En la realidad, la carrera por las nominaciones de los partidos Demócrata y Republicano ha estado cuajada de temas fundamentales, encuentros y desencuentros, insultos y descalificaciones, aparición de punteros sorpresivos, mercadotecnia, bromas de mal gusto, simplezas repetidas hasta el hartazgo, espectáculos de vodevil.
En la ficción de la serie, las contiendas por las candidaturas han sido densas, salpicadas de traiciones, acorralamientos, chantajes, venganzas, amenazas, atentados, crímenes, mucho sexo, connatos de divorcios y hasta insinuaciones de amor.

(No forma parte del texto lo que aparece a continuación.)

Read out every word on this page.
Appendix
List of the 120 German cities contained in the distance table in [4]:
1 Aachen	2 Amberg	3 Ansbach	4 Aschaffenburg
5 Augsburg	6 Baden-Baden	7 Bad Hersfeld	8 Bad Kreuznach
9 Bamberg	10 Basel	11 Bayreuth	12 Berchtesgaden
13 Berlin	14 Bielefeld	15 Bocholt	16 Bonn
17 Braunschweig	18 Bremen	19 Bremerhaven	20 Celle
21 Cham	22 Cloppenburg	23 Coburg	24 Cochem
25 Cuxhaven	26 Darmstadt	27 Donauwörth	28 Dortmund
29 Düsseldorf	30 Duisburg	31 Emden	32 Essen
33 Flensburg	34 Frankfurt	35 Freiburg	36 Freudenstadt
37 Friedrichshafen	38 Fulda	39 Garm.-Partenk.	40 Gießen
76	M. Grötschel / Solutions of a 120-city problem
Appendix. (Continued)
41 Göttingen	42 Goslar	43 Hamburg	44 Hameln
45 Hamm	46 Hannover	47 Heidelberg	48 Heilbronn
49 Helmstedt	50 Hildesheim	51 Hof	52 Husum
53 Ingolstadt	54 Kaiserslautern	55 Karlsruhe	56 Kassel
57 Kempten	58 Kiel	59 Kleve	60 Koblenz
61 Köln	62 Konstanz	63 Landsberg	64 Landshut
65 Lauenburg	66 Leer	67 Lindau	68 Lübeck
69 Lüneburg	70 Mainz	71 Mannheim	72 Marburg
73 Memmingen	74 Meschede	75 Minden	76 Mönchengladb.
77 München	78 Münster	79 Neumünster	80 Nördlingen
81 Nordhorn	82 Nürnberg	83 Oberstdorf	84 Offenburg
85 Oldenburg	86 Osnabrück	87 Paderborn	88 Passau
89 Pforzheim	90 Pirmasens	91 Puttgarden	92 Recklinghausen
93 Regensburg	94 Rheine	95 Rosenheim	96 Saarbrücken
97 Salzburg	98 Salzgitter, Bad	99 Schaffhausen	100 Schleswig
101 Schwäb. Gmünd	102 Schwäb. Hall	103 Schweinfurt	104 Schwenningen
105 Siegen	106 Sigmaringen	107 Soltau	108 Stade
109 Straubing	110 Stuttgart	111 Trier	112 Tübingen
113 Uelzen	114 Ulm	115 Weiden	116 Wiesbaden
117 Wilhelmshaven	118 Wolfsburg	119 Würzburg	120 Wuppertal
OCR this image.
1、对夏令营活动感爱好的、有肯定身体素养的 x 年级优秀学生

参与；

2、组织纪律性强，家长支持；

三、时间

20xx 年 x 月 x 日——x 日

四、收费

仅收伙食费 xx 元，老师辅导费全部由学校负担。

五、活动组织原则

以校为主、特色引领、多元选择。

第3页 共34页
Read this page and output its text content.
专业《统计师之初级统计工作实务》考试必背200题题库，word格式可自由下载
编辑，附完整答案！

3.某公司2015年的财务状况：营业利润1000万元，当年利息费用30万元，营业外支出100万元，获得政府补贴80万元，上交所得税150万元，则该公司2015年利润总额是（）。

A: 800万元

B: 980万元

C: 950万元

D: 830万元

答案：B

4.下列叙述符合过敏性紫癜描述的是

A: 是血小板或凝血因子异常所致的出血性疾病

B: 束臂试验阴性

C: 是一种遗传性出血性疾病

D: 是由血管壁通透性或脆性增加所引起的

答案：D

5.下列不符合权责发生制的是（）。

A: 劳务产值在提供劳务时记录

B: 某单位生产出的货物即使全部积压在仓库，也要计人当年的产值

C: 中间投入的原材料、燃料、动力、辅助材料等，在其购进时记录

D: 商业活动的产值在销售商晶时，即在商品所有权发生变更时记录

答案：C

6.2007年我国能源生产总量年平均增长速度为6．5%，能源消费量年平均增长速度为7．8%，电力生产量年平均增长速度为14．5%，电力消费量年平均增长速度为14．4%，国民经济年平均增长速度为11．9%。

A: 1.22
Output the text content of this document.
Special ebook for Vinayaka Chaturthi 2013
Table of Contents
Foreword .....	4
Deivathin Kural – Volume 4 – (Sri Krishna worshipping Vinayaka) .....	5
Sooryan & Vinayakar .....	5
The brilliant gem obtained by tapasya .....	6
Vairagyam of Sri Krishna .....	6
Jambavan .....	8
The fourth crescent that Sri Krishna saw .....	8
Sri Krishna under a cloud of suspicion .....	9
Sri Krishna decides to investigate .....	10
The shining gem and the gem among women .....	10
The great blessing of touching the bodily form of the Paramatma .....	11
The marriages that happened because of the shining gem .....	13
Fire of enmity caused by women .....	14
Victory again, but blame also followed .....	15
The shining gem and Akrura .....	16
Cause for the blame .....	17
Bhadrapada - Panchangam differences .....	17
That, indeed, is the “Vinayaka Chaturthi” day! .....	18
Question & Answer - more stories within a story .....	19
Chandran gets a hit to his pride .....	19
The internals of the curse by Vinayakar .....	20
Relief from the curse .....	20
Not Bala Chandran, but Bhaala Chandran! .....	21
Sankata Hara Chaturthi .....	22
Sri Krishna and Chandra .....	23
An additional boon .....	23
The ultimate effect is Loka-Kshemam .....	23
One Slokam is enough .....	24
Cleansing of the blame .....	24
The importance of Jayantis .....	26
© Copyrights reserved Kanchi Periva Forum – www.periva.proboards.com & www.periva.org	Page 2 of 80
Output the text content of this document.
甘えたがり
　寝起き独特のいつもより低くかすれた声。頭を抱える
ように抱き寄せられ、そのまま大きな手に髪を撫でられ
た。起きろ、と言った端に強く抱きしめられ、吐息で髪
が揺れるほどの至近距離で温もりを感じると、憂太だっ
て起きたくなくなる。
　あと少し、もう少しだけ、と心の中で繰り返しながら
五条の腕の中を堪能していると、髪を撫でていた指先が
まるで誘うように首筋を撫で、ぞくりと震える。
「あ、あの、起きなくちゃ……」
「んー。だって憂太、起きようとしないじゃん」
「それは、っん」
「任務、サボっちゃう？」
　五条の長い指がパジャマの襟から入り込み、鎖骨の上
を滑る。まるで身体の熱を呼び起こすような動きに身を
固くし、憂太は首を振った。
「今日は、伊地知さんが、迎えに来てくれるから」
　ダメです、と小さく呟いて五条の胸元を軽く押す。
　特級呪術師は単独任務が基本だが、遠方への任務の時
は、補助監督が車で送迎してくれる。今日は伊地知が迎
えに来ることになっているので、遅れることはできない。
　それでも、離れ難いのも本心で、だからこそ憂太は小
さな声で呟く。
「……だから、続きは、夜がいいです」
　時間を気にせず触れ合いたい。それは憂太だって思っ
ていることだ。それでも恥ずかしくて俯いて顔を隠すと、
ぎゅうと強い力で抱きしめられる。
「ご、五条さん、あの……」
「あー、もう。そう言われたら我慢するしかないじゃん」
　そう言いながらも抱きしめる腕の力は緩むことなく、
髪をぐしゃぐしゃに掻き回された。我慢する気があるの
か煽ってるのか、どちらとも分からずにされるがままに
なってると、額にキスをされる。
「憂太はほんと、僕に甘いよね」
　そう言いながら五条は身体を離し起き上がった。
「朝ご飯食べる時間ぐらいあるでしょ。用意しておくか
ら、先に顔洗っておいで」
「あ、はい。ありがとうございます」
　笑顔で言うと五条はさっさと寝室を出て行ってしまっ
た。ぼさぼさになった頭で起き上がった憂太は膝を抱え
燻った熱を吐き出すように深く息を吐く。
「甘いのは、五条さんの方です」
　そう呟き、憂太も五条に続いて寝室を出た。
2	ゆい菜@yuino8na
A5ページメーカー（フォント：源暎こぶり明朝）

Has pistas que corren en paralelo entre la realidad y la ficción. En ambas están en juego no solamente el futuro de la nación más poderosa del mundo, sino también el destino de las relaciones internacionales y el crecimiento de las nuevas potencias. En ambas, también, hay una pareja presidencial compuesta por dos acorazados políticos -los Clinton en la realidad y los Underwood en la ficción-, y siempre existe la posibilidad de que por primera vez en la historia una mujer tome las riendas de la Casa Blanca. En ambas existe un político maquiavélico y rijoso -Frank Underwood en la ficción y Donald Trump en la realidad-, que siempre camina al filo de la navaja y le agrega condimentos explosivos al desarrollo de la trama.
Aunque la realidad siempre es más atractiva porque lo que está en juego afecta a millones, la ficción es una distracción que a veces nos ayuda a ver matices ocultos de la realidad, o a develar lo que los protagonistas pretenden mantener siempre oculto. Por eso en un momento determinado el presidente Barack Obama dijo que House of Cards era su serie favorita. Por eso, también, Frank Underwood aparece llevando agua a su molino después de los debates republicanos. Tal vez a finales de este año sepamos cuáles fueron los desenlaces.